On July 13, 2015, my Washington Post colleague Michael Gerson and I interviewed Senator Lindsey Graham about his long-shot and, as it turned out, not terribly long-lasting Presidential campaign. The day before, on CNN, the South Carolina Republican had unloaded on Donald Trump, who had glided down the golden escalator at Trump Tower the previous month to launch his own, seemingly improbable, Presidential bid. Other Republican contenders, perhaps wary of Trump’s growing appeal among voters, had been restrained in their criticism of the real-estate developer.
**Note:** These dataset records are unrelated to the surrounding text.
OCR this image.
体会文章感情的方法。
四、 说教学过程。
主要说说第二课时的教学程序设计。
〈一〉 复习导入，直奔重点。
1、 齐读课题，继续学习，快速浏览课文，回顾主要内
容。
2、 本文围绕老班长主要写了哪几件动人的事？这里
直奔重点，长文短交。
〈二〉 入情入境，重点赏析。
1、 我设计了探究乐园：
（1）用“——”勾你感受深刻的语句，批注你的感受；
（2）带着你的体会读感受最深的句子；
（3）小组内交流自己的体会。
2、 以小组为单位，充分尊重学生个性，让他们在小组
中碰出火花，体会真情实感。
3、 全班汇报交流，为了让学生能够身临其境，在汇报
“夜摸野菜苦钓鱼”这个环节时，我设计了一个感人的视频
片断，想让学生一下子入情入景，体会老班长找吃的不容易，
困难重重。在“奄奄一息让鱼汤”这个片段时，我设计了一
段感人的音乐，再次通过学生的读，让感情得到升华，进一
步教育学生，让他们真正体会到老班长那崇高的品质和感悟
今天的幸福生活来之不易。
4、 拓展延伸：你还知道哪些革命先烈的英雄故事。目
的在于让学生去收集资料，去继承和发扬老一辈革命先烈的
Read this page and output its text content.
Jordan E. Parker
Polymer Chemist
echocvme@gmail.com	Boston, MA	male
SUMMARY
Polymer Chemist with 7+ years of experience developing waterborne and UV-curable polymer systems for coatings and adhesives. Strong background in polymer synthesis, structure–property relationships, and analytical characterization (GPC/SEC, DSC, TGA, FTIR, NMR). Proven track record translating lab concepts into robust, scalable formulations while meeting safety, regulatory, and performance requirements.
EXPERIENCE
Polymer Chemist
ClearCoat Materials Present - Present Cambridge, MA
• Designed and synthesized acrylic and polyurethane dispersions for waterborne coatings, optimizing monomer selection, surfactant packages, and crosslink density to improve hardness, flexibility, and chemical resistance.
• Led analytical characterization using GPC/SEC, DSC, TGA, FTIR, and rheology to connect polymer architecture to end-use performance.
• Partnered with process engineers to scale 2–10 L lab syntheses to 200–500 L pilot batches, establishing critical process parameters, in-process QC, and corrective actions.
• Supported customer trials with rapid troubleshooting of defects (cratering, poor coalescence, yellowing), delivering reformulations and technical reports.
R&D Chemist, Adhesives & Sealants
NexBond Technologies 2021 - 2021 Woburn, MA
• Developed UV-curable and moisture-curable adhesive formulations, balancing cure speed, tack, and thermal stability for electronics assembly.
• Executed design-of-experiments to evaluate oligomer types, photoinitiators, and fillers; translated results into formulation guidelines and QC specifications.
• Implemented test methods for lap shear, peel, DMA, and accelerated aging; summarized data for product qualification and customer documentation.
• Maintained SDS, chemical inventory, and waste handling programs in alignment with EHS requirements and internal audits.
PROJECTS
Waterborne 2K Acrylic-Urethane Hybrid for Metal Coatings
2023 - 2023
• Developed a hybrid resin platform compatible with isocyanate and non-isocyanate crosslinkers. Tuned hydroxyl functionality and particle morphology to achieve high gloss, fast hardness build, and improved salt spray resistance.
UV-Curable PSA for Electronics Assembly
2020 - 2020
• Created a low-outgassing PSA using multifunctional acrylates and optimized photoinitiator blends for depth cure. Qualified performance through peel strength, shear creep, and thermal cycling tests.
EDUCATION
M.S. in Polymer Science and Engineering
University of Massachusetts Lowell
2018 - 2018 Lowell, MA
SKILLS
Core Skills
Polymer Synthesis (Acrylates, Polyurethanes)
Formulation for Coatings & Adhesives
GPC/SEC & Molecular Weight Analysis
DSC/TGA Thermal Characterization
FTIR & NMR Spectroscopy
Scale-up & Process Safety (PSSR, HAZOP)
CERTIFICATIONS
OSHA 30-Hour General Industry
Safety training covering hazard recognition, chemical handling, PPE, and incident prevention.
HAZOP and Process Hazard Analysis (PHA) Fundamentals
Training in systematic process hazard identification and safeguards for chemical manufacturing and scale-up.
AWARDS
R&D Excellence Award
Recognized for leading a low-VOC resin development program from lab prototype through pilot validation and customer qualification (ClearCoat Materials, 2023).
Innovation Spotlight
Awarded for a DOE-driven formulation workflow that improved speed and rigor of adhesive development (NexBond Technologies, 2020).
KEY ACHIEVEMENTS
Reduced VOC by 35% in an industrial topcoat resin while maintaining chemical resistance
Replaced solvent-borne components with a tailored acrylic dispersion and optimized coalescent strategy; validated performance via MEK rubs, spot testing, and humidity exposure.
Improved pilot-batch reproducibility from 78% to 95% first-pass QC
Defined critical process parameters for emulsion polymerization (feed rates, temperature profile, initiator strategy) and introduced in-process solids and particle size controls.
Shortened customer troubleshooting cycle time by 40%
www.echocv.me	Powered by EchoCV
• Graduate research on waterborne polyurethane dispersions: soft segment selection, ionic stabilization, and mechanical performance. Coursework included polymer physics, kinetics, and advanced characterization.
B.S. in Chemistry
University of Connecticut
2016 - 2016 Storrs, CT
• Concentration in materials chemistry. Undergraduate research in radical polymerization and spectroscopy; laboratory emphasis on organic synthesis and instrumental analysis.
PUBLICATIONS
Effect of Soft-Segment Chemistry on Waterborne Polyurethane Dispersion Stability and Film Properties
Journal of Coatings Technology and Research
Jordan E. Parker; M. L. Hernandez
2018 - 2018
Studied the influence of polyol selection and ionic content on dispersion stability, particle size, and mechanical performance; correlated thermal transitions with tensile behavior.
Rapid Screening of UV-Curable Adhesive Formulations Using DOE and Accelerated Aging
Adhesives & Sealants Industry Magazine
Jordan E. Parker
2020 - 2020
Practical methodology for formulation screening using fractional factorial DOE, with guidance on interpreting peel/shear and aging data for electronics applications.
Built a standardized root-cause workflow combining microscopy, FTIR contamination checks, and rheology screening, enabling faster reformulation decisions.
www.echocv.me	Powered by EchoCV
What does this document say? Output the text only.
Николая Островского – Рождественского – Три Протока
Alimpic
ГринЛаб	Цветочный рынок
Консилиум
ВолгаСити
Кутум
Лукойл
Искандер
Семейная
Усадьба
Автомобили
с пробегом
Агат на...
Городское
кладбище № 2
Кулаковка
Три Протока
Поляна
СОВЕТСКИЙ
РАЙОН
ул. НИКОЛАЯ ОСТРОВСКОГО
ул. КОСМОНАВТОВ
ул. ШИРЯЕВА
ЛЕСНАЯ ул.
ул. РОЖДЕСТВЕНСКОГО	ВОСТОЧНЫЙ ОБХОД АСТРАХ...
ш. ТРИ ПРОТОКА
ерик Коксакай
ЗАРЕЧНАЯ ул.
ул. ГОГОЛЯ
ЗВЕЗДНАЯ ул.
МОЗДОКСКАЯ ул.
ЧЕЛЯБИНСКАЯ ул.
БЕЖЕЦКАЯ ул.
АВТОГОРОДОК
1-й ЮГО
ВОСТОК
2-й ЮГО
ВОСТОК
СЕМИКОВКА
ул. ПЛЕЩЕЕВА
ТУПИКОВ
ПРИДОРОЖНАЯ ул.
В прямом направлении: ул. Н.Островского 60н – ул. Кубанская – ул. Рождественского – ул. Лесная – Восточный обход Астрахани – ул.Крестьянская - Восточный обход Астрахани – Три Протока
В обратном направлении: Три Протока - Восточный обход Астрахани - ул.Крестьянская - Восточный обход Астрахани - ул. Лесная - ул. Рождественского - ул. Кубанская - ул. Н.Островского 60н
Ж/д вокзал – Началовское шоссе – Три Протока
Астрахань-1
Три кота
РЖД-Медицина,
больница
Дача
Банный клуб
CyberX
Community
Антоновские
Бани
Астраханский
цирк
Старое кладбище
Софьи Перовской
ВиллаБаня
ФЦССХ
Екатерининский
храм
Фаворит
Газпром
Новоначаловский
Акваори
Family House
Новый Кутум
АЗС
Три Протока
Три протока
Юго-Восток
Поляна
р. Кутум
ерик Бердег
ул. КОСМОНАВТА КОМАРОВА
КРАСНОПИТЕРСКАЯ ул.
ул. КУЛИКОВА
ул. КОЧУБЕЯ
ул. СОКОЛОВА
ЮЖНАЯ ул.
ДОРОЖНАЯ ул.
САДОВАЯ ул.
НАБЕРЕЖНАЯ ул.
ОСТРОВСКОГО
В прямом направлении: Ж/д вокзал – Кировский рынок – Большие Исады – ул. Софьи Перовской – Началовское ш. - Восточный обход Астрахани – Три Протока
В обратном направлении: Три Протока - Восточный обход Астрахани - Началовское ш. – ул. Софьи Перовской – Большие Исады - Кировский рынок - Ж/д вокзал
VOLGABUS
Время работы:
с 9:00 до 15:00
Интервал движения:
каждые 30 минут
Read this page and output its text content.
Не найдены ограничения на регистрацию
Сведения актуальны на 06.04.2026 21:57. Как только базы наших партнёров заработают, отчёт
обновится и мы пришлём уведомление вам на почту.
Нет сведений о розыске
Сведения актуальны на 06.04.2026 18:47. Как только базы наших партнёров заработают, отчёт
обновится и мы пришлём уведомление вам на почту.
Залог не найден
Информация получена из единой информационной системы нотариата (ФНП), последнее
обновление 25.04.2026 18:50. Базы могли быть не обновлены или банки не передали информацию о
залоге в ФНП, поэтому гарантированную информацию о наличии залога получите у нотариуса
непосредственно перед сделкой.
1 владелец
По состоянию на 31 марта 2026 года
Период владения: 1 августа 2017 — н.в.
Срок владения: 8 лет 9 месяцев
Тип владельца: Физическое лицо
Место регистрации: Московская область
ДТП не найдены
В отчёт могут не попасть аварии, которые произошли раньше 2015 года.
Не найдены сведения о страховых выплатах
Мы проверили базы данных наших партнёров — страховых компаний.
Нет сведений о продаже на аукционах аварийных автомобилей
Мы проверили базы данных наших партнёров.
Graham was unsparing. Trump, he said, was a “wrecking ball for the future of the Republican Party” and a “demagogue.” Trump’s depiction of undocumented immigrants as rapists and murderers, Graham said, was a “defining moment for the Republican Party.” He added, “If we do not reject this way of thinking clearly, without any ambiguity, we’ll have lost our way.”
When I asked Graham why he thought Trump’s message was catching on, he situated Trump within the same populist mode as the Vermont senator Bernie Sanders, who had entered the Democratic Presidential race. “There’s a market, always, for this kind of stuff,” Graham told me. Still, he predicted of Trump, “At the end of the day, his growth potential is not great. He’s probably hit where he’s going to go.” It was nonetheless important to counter Trump’s anti-immigrant rhetoric, Graham said, not least because the Party was alienating such a significant chunk of the electorate. “I will not be part of this,” he told me. “I will not be part of this as a Presidential candidate, as a United States senator. I know better, and I have an obligation to speak up.” The disdain was mutual. Trump dismissed Graham as a “lightweight” and an “idiot.” He read Graham’s private cellphone number at a rally in South Carolina, much to the delight of the crowd.
Trump’s growth potential was, of course, greater than Graham had anticipated. And Graham, who died suddenly Saturday night, just a few days after his seventy-first birthday, became, over the past decade, very much part of this—an omnipresent adviser who was, with rare exceptions, firmly supportive of Trump’s extreme agenda. But during the 2016 campaign, Graham had resisted: like his mentor, the Arizona senator John McCain, Graham did not attend the Republican Convention that year, and he later revealed that he wrote in the name of the independent candidate Evan McMullin on the general-election ballot.
Once Trump was in office, though, Graham fell in line—and into Trump’s favor. If Graham felt an obligation to speak up, he muted it in the service of maintaining his remarkable access to the President—their hours together on the golf course, their White House lunches and frequent phone calls. “I’ve tried to be helpful where I could because I think he needs all the help he can get,” Graham told the Associated Press, in 2018. “You can be a better critic when people understand that you’re trying to help them be successful.” In an interview with the Times’ Mark Leibovich, Graham was even more candid about his motivation: “to try to be relevant.” Graham elaborated, “I have never been called this much by a president in my life. It’s weird, and it’s flattering, and it creates some opportunity. It also creates some pressure.” By this point, he had been in public office for nearly three decades, first in state politics and then in Washington, where he served four terms in the House before his election to the Senate in 2002.
One way to understand Graham’s transformation—on subjects including immigration reform, climate change, and fiscal responsibility—is through the lens of biography. Graham grew up in a back room of the Sanitary Café, a liquor store, pool hall, and bar that his parents operated in Central, South Carolina. But before Graham graduated from college, both of his parents had died; he had been particularly close to his father. “I came along late in my dad’s life, and he made the most of our time together,” Graham wrote in his campaign autobiography. “Whatever he did, he did it with me.” It is not a stretch to see the arc of Graham’s adulthood as a shift from one influential male figure, McCain (who called Graham his “ illegitimate son”), to another, Trump. That shift came despite the uncomfortable reality that Trump had derided McCain’s war service (“I like people who weren’t captured,” he said in 2015) and clashed with him as President, most dramatically when McCain offered a literal thumbs-down to the repeal of Obamacare in 2017. McCain’s battle with brain cancer, and his eventual death in 2018, coincided with Graham’s growing alliance with Trump. “John’s death really left a hole in his heart,” the Maine Republican senator Susan Collins said of Graham. “It seemed like Lindsey had lost a father.”